Why? It’s not conclusive, but the fatty acids found in dates may help increase the body’s levels of prostaglandins (natural substances that help soften the cervix), and dates contain compounds that may mimic or support the action of oxytocin (a key hormone that causes the uterus to contract and helps labor progress).
What dates are not? A surefire way to ‘naturally induce labor,’ so don’t bank on dates as a magical tool when you’re ready (or more than ready!) to begin labor. Even so, dates are filled with great nutrients and vitamins, so there’s little downside to consuming them if you’re so inclined and want to see if there’s benefit for you in your personal labor experience!
👀Read Penny’s full summary of the evidence for more on eating dates and labor
🤓 Zenith's top read of the week
Bonus: what the Zenith team found interesting this week. Think cool pregnancy research or recently published studies, news in pregnancy health and policy, and more!
Don’t call it morning sickness: ‘At times in my pregnancy I wondered if this was death coming for me’ (Abi Stephenson, The Guardian) - Last week, "pregnancy-safe nausea medications?" was a trending question (which we covered in our ZIP - read here if you missed it!) and we were moved by this longform piece on the experience of living through a pregnancy with hyperemesis gravidarum (HG) – or extreme nausea & vomiting of pregnancy.

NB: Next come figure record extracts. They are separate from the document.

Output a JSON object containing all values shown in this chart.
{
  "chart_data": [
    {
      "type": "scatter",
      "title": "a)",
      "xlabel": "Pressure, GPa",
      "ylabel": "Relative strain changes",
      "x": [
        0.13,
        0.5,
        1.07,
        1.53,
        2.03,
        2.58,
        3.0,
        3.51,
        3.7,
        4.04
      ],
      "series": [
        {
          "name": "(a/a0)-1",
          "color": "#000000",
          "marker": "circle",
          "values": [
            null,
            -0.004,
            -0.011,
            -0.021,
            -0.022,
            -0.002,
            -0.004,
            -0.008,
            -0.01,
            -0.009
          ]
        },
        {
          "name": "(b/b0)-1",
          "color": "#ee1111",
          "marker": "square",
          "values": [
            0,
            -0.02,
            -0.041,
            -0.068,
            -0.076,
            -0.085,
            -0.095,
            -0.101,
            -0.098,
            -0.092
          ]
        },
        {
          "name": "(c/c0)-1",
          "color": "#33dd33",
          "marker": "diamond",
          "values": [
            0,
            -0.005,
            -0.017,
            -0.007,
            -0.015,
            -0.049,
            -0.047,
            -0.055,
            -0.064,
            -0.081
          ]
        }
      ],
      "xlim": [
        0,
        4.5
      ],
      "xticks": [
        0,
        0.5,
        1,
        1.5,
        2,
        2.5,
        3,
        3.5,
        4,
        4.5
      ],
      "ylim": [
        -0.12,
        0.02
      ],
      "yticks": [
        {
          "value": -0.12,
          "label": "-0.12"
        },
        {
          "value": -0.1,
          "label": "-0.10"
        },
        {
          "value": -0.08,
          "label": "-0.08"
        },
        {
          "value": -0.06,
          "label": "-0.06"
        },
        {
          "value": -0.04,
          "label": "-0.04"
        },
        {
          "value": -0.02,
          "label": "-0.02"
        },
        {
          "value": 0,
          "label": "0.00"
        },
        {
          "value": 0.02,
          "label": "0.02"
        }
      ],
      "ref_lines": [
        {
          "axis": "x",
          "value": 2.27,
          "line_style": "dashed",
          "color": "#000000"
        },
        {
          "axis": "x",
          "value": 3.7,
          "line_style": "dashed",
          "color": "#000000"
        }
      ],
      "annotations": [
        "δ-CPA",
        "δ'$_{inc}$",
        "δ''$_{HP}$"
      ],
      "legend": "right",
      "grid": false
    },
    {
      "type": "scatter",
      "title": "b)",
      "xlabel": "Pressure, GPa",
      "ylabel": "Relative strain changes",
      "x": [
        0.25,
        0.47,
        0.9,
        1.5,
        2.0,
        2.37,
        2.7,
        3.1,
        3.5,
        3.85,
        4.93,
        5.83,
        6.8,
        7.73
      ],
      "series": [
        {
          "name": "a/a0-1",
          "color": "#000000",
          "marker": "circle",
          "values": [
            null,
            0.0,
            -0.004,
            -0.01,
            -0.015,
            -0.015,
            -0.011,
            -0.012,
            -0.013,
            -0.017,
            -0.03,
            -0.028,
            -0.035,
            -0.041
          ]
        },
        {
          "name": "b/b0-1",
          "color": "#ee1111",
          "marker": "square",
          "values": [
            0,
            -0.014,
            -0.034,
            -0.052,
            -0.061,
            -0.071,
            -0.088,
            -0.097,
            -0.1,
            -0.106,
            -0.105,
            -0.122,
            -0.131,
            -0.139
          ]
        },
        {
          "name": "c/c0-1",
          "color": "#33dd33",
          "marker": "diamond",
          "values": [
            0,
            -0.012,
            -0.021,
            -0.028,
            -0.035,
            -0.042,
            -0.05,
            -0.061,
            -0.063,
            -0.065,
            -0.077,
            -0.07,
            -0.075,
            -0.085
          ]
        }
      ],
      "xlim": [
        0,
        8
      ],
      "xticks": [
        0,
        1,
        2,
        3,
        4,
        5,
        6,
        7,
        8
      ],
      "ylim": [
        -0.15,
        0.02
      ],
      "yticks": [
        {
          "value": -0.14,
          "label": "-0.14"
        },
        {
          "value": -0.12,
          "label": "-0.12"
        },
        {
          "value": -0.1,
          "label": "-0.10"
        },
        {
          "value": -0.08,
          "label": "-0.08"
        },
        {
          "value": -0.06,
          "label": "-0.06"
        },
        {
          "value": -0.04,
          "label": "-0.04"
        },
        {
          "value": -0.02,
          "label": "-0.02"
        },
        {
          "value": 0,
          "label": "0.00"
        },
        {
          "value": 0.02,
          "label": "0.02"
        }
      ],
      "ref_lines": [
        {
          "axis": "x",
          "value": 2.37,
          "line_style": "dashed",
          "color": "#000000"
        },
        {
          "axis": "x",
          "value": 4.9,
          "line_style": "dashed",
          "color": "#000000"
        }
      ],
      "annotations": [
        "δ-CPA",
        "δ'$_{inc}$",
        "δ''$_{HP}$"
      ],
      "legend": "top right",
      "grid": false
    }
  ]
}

HG is a brutal condition affecting up to 3% of pregnancies - which may sound small, but in practice is over a hundred thousand women in the US each year. Given that many are familiar with ‘regular’ morning sickness and nausea, but most are not familiar with HG, it’s unfortunately common for proper care and treatment to be delayed, or even absent, without real self-advocacy from women suffering through it. We’re grateful for the publication of experiences like this, as they help shine a light on the severity of the condition, physical and emotional toll it takes on women, and the urgent need for improvements in our understanding of and treatments for HG.
Key excerpt:
“Like the millions of non-royals with HG, I was largely left to fend for myself, never knowing when my condition was considered “bad enough” to trouble a hectic emergency department for IV fluids. No blood tests took place to check for nutritional deficiencies (I couldn’t keep down prenatal vitamins), there were no weigh-ins, no extra check-ins, no counsellors and no special clinic to visit. … If one hasn’t experienced it, it is hard to imagine the physical and psychological impacts of starvation and relentless vomiting – up to 50 times a day, for nine months."